The writer wonders to answer that the borders in cyberspace are blurry, and the data that hackers infiltrate can be destroyed and replaced, but this does not mean that the activity of the federal government has been affected by this penetration for a long time, and the momentary paralysis of the administration, whether private or public, can lead to the death of people or Postponing surgery or delaying relief.

Searching for the hacker is no less difficult than assessing the damage caused by piracy. “We are looking for a method of encryption, some kind of software,” says Mazzucci, one of the authors of Winning Cyber ​​Conflicts (Economica, 2015). And the computers used, and we call that climb to the pyramid of pain, "for example, we may find a malicious virus, which is only activated during working hours in Moscow and St. Petersburg.

But the most relevant hypothesis in the Solar Windows case is that the operation was carried out by hackers from the Russian group (APT29) on behalf of a Moscow intelligence service.
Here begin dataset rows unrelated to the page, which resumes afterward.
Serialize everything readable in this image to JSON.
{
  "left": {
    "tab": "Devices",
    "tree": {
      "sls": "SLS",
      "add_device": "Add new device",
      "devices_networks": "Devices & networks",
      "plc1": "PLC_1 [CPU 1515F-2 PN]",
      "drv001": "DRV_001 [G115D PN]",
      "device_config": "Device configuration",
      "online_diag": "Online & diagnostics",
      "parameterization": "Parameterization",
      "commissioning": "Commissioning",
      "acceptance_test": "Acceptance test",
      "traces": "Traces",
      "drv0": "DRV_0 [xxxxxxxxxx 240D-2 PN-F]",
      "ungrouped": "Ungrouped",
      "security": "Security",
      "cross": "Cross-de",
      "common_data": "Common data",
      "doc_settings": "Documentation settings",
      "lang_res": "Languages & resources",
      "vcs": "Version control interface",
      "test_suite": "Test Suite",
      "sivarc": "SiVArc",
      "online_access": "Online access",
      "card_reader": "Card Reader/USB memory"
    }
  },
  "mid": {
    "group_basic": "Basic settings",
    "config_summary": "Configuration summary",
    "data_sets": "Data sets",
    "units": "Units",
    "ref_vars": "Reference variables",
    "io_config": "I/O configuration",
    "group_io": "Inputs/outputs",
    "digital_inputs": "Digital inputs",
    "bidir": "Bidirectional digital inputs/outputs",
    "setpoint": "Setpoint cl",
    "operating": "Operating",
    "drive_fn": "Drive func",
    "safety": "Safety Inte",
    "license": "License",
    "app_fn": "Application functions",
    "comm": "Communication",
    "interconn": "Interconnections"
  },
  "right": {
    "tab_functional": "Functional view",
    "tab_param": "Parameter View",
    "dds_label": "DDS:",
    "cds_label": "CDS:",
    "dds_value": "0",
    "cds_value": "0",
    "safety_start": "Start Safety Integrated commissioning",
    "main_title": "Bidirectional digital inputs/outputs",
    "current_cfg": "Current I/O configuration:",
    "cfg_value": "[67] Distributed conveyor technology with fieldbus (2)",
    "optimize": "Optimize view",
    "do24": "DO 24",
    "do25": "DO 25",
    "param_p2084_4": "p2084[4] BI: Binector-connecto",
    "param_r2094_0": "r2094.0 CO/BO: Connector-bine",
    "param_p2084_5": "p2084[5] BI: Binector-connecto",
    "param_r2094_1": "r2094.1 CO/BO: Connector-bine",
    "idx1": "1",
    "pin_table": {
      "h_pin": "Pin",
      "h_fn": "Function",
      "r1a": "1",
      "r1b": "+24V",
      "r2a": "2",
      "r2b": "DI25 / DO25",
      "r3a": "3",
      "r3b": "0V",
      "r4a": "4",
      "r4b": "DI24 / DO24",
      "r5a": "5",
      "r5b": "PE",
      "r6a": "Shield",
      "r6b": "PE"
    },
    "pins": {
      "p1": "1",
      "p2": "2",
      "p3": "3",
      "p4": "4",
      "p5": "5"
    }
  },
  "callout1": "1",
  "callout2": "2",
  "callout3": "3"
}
The author continues by saying that the mysterious nature of this borderless space which is at the same time very hypothetical and real makes piracy more dangerous.

The writer added that what Solar Windows has been exposed to cannot be precisely classified at the present time, but he warned that the day will come when the state will respond by traditional means to cyber attacks, especially since there is no international text governing relations between countries in cyberspace.

Here the writer quoted what Alex Younger said to the "Financial Times" newspaper, on the third of last October, before he retired as head of the British counter-espionage service "MI6", where he says that "in the past there was a difference, maybe Trivial, between peace and war, a difference between what is national and what is international, but all this no longer exists in cyberspace. We are all at the same time in a hybrid situation that combines ambiguity and conflict, "as he put it.